Remembering Robert Stone: Ken Babbs
The pranksters and Kesey in Mexico
In 1966, when we, and I mean the pranksters and Kesey, were in Mexico, where Kesey was on the lam rather than going to jail for a pot bust, Bob Stone came down and stayed with us for a short while. We knew Bob from the early sixties, when Kesey was in the Stanford graduate writing program and Bob showed up there too. His wit and humor and ability to play any part in our experiments, rapping whole novels into a reel-to-reel tape recorder late into the night, are still memorable highlights. He would totally become the character, be it a stodgy professor or a Boston gangster, with perfect dialogue to go along with the part. What I loved about him was how funny he could be.
One time when Kesey and I were back East and visiting Bob we went to see The Godfather. We were sitting halfway back in the middle of the aisle watching without comment or apparent emotion, when Bob suddenly stood up and began haranguing the audience in a loud voice, “Why are you sitting there watching this piece of shit movie without protesting? These are bad bad characters, doing vile acts. They aren’t objects of admiration . . .” and more of the same until the ushers came down and struggled through the people sitting in the row and pulled Bob out and up the aisle and out the door. Nothing for Kesey and me to do but to get up and leave too.
In Mexico, when Bob was there, it was time for us to go back to the States, for our visas were about to expire. Everyone else went in the bus, Further, but we also had a truck slightly bigger than a station wagon with windows down the sides, and I drove that and Bob came along with me. We went separately from the bus and were on our own, tearing through the Mexican night, when the hood came loose and banged against the windshield, blinding me from seeing the road, which was full of big Mexican semis. I managed to come to a stop on the side and we got the hood, bent and dented, no longer fitting its slot, tied down to the bumper with a long piece of rope.

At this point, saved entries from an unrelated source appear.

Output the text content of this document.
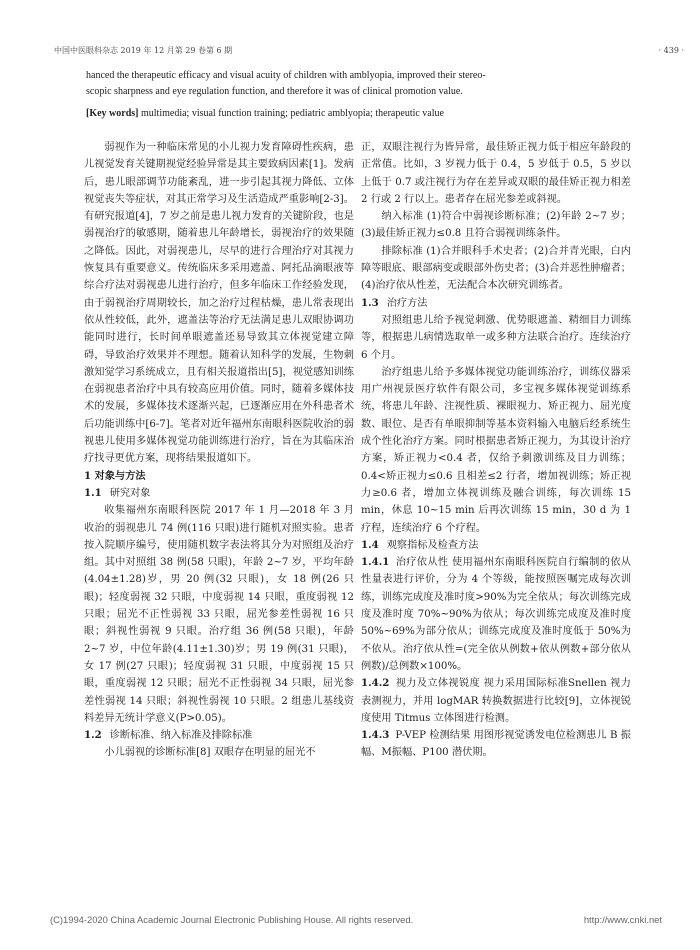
中国中医眼科杂志 2019 年 12 月第 29 卷第 6 期	· 439 ·

hanced the therapeutic efficacy and visual acuity of children with amblyopia, improved their stereo-

scopic sharpness and eye regulation function, and therefore it was of clinical promotion value.

[Key words] multimedia; visual function training; pediatric amblyopia; therapeutic value

弱视作为一种临床常见的小儿视力发育障碍性疾病，患儿视觉发育关键期视觉经验异常是其主要致病因素[1]。发病后，患儿眼部调节功能紊乱，进一步引起其视力降低、立体视觉丧失等症状，对其正常学习及生活造成严重影响[2-3]。有研究报道[4]，7 岁之前是患儿视力发育的关键阶段，也是弱视治疗的敏感期，随着患儿年龄增长，弱视治疗的效果随之降低。因此，对弱视患儿，尽早的进行合理治疗对其视力恢复具有重要意义。传统临床多采用遮盖、阿托品滴眼液等综合疗法对弱视患儿进行治疗，但多年临床工作经验发现，由于弱视治疗周期较长，加之治疗过程枯燥，患儿常表现出依从性较低，此外，遮盖法等治疗无法满足患儿双眼协调功能同时进行，长时间单眼遮盖还易导致其立体视觉建立障碍，导致治疗效果并不理想。随着认知科学的发展，生物刺激知觉学习系统成立，且有相关报道指出[5]，视觉感知训练在弱视患者治疗中具有较高应用价值。同时，随着多媒体技术的发展，多媒体技术逐渐兴起，已逐渐应用在外科患者术后功能训练中[6-7]。笔者对近年福州东南眼科医院收治的弱视患儿使用多媒体视觉功能训练进行治疗，旨在为其临床治疗找寻更优方案，现将结果报道如下。

1 对象与方法

1.1 研究对象

收集福州东南眼科医院 2017 年 1 月—2018 年 3 月收治的弱视患儿 74 例(116 只眼)进行随机对照实验。患者按入院顺序编号，使用随机数字表法将其分为对照组及治疗组。其中对照组 38 例(58 只眼)，年龄 2~7 岁，平均年龄 (4.04±1.28)岁，男 20 例(32 只眼)，女 18 例(26 只眼)；轻度弱视 32 只眼，中度弱视 14 只眼，重度弱视 12 只眼；屈光不正性弱视 33 只眼，屈光参差性弱视 16 只眼；斜视性弱视 9 只眼。治疗组 36 例(58 只眼)，年龄 2~7 岁，中位年龄(4.11±1.30)岁；男 19 例(31 只眼)，女 17 例(27 只眼)；轻度弱视 31 只眼，中度弱视 15 只眼，重度弱视 12 只眼；屈光不正性弱视 34 只眼，屈光参差性弱视 14 只眼；斜视性弱视 10 只眼。2 组患儿基线资料差异无统计学意义(P>0.05)。

1.2 诊断标准、纳入标准及排除标准

小儿弱视的诊断标准[8] 双眼存在明显的屈光不

正，双眼注视行为皆异常，最佳矫正视力低于相应年龄段的正常值。比如，3 岁视力低于 0.4，5 岁低于 0.5，5 岁以上低于 0.7 或注视行为存在差异或双眼的最佳矫正视力相差 2 行或 2 行以上。患者存在屈光参差或斜视。

纳入标准 (1)符合中弱视诊断标准；(2)年龄 2~7 岁；(3)最佳矫正视力≤0.8 且符合弱视训练条件。

排除标准 (1)合并眼科手术史者；(2)合并青光眼，白内障等眼底、眼部病变或眼部外伤史者；(3)合并恶性肿瘤者；(4)治疗依从性差，无法配合本次研究训练者。

1.3 治疗方法

对照组患儿给予视觉刺激、优势眼遮盖、精细目力训练等，根据患儿病情选取单一或多种方法联合治疗。连续治疗 6 个月。

治疗组患儿给予多媒体视觉功能训练治疗，训练仪器采用广州视景医疗软件有限公司，多宝视多媒体视觉训练系统，将患儿年龄、注视性质、裸眼视力、矫正视力、屈光度数、眼位、是否有单眼抑制等基本资料输入电脑后经系统生成个性化治疗方案。同时根据患者矫正视力，为其设计治疗方案，矫正视力<0.4 者，仅给予刺激训练及目力训练；0.4<矫正视力≤0.6 且相差≤2 行者，增加视训练；矫正视力≥0.6 者，增加立体视训练及融合训练，每次训练 15 min，休息 10~15 min 后再次训练 15 min，30 d 为 1 疗程，连续治疗 6 个疗程。

1.4 观察指标及检查方法

1.4.1 治疗依从性 使用福州东南眼科医院自行编制的依从性量表进行评价，分为 4 个等级，能按照医嘱完成每次训练，训练完成度及准时度>90%为完全依从；每次训练完成度及准时度 70%~90%为依从；每次训练完成度及准时度 50%~69%为部分依从；训练完成度及准时度低于 50%为不依从。治疗依从性=(完全依从例数+依从例数+部分依从例数)/总例数×100%。

1.4.2 视力及立体视锐度 视力采用国际标准Snellen 视力表测视力，并用 logMAR 转换数据进行比较[9]，立体视锐度使用 Titmus 立体图进行检测。

1.4.3 P-VEP 检测结果 用图形视觉诱发电位检测患儿 B 振幅、M振幅、P100 潜伏期。

(C)1994-2020 China Academic Journal Electronic Publishing House. All rights reserved.	http://www.cnki.net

When we got into Arizona in the early dawn, I asked Bob if he would drive for a while so I could take a snooze in back. “I don’t have a driver’s license,” he said.
“Ah, don’t worry about that. On this lonely road we’ll never see any cops. Besides, if you do get stopped I’ll give you my license, that should work okay.”
He was dubious but took the wheel, and after I dozed off, just as he feared, flashing red lights let him know his worries were real.
“Babbs,” he yelled, “what do we do now?”
I fished in my wallet and got out my license. “Just show him this.”
The cop looked at the license, looked at Bob, and said, “This isn’t you.”
Bob glumly shook his head. “It’s his,” he said, pointing to me in back.
That was it for Bob. Stuck in the car with a maniac and now a hundred-dollar ticket.
I had to drive the rest of the way, all the way to San Francisco.